The Government has ruled out reversing cuts to Adult Community Education (Ace) despite protests against the move.
More than 100,000 protest postcards are expected to arrive at Parliament from people affected by cuts to Ace funding.
Money for Ace programmes offered through secondary schools will be cut by 80 per cent from January and other programmes will be cut from 2011.
Community Learning Association through Schools (Class) president Maryke Fordyce said the cuts would affect more than 200,000 people in courses ranging from cooking and painting to business management.
The cuts would lead to job losses for up to 200 co-ordinators and about 2000 tutors.

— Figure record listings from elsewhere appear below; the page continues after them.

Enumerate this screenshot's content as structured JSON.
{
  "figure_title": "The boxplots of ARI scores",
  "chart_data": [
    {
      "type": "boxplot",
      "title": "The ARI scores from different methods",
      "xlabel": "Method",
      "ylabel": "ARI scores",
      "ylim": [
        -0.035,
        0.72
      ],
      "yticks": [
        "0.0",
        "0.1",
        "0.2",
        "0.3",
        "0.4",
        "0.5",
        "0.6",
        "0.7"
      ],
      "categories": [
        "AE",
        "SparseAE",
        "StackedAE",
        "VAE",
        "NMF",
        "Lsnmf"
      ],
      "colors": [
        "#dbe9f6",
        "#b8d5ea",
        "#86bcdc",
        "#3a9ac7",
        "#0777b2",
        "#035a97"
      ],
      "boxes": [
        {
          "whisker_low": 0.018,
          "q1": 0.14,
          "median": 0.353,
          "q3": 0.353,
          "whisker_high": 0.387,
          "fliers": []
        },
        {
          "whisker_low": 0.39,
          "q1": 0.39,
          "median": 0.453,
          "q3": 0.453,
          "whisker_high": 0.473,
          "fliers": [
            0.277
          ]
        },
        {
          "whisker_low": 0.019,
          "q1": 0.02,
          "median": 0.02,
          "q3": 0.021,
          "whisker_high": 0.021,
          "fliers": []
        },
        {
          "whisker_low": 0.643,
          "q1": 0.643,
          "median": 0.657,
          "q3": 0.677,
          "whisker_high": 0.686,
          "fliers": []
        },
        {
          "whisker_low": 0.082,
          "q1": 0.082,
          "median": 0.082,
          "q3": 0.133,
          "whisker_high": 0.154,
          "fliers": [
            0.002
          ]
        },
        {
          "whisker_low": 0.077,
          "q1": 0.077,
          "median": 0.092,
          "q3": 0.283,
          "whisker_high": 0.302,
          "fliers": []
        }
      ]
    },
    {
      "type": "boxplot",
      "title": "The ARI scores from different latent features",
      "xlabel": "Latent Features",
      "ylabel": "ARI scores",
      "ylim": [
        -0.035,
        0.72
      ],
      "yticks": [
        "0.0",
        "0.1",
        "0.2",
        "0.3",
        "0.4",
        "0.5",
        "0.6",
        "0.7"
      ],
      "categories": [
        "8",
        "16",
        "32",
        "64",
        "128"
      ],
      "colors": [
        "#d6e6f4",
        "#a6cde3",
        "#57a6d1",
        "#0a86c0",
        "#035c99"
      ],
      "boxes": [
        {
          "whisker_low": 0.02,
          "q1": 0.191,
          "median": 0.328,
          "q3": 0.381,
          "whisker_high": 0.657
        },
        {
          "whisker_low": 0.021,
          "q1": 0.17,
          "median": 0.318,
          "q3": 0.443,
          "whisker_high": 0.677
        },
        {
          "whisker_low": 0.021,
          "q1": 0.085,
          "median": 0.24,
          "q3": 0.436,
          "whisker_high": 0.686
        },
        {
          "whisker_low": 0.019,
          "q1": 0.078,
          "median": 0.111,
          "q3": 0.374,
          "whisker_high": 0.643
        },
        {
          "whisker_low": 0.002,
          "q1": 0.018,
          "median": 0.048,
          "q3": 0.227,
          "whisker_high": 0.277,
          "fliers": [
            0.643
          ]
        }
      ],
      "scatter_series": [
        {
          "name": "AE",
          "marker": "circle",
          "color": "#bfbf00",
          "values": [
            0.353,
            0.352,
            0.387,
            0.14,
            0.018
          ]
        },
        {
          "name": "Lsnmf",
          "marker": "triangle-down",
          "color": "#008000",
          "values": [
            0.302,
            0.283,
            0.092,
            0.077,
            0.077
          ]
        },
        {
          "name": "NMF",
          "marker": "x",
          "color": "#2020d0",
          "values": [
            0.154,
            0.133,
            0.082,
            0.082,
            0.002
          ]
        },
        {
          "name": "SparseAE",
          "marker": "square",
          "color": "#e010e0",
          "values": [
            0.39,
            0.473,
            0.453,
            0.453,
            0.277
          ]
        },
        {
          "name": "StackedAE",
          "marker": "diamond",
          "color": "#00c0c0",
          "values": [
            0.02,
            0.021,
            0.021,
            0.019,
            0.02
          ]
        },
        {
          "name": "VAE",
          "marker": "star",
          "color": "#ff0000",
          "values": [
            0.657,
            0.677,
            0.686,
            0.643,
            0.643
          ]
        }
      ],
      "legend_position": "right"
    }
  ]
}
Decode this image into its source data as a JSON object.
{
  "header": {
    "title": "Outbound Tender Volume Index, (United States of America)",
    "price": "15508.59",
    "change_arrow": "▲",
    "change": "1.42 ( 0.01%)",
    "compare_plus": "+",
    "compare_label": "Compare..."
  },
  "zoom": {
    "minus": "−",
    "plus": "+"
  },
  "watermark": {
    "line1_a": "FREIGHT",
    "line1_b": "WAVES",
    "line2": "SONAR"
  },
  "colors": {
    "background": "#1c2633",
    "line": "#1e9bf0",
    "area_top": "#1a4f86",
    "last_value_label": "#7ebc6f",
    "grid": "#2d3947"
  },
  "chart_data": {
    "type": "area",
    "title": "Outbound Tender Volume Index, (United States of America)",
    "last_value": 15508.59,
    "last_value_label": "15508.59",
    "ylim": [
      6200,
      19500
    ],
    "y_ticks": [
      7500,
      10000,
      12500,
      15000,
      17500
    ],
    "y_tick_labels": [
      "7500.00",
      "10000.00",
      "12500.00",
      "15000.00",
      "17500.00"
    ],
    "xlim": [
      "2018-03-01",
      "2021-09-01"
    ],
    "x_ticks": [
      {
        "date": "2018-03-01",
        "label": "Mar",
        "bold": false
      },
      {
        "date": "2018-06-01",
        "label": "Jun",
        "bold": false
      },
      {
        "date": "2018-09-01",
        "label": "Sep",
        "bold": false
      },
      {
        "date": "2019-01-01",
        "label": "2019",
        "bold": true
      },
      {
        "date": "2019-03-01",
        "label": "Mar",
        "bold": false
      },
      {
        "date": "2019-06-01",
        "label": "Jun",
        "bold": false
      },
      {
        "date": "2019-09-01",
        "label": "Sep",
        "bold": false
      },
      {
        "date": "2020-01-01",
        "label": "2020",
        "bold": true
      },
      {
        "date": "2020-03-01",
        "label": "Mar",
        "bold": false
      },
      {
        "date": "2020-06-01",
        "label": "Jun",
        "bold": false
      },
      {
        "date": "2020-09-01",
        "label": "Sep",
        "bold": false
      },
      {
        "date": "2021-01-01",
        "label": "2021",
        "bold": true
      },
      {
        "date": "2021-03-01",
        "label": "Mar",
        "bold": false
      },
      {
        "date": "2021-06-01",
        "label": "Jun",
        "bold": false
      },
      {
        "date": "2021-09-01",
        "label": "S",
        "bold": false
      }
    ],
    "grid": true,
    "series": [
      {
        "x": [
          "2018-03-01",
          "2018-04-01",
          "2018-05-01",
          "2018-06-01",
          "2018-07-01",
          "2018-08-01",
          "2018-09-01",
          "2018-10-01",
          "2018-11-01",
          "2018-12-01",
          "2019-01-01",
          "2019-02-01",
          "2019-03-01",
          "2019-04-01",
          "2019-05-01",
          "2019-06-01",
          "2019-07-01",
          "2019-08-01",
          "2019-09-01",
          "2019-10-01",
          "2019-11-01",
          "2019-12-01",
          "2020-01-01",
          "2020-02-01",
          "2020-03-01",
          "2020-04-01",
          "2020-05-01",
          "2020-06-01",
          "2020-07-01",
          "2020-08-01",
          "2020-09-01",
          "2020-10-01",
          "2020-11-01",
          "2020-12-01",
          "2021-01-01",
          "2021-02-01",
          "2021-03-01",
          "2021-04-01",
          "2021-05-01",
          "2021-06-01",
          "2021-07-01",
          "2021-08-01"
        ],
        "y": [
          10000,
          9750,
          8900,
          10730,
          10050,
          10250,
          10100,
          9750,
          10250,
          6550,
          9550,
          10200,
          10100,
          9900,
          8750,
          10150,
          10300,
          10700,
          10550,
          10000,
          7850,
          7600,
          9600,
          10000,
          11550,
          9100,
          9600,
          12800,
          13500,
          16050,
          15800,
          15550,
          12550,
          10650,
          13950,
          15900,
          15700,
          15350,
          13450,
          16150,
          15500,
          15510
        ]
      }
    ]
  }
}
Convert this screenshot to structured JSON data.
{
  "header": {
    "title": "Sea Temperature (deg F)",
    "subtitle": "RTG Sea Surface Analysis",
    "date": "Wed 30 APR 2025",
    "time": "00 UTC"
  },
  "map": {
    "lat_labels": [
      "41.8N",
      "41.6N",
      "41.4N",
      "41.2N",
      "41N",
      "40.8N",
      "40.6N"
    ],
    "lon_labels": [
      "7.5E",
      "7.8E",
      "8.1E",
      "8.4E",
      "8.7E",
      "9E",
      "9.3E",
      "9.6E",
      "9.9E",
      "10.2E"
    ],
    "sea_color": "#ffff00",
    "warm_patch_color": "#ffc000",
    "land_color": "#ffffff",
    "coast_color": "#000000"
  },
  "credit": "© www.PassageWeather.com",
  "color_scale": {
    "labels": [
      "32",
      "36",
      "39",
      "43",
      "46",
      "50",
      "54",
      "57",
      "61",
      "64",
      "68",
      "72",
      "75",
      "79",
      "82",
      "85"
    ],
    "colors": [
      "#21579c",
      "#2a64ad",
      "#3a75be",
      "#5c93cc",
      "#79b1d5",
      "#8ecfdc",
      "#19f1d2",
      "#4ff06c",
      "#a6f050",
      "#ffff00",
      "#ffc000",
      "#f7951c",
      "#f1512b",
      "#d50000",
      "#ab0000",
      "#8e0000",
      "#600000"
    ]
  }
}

Class was printing protest postcards and giving them to Ace providers to send to the Government. About 75,000 had been sent out and demand was so high that Class was printing another 50,000.
A review of Vote Education released last week showed spending on adult and community education was forecast to reach $50.6 million by 2012-13, up from $15.4m 12 years earlier.
Education Minister Anne Tolley said her office had received "a number of postcards about Ace" but was not counting them.
They were the result of "a campaign based on misleading information and orchestrated by the Labour Party", she said.
The funding cuts were about priorities, and the Government had chosen to focus spending on numeracy and literacy programmes, she said.
"I'm faced with demand to fund extra places for young people wanting skills training. Is it reasonable to deny them funding in favour of personal interest and hobby courses?"
Labour tertiary education spokeswoman Maryan Street said the protests were a grassroots movement. Community anger at the decision had been underestimated by Tolley and Finance Minister Bill English.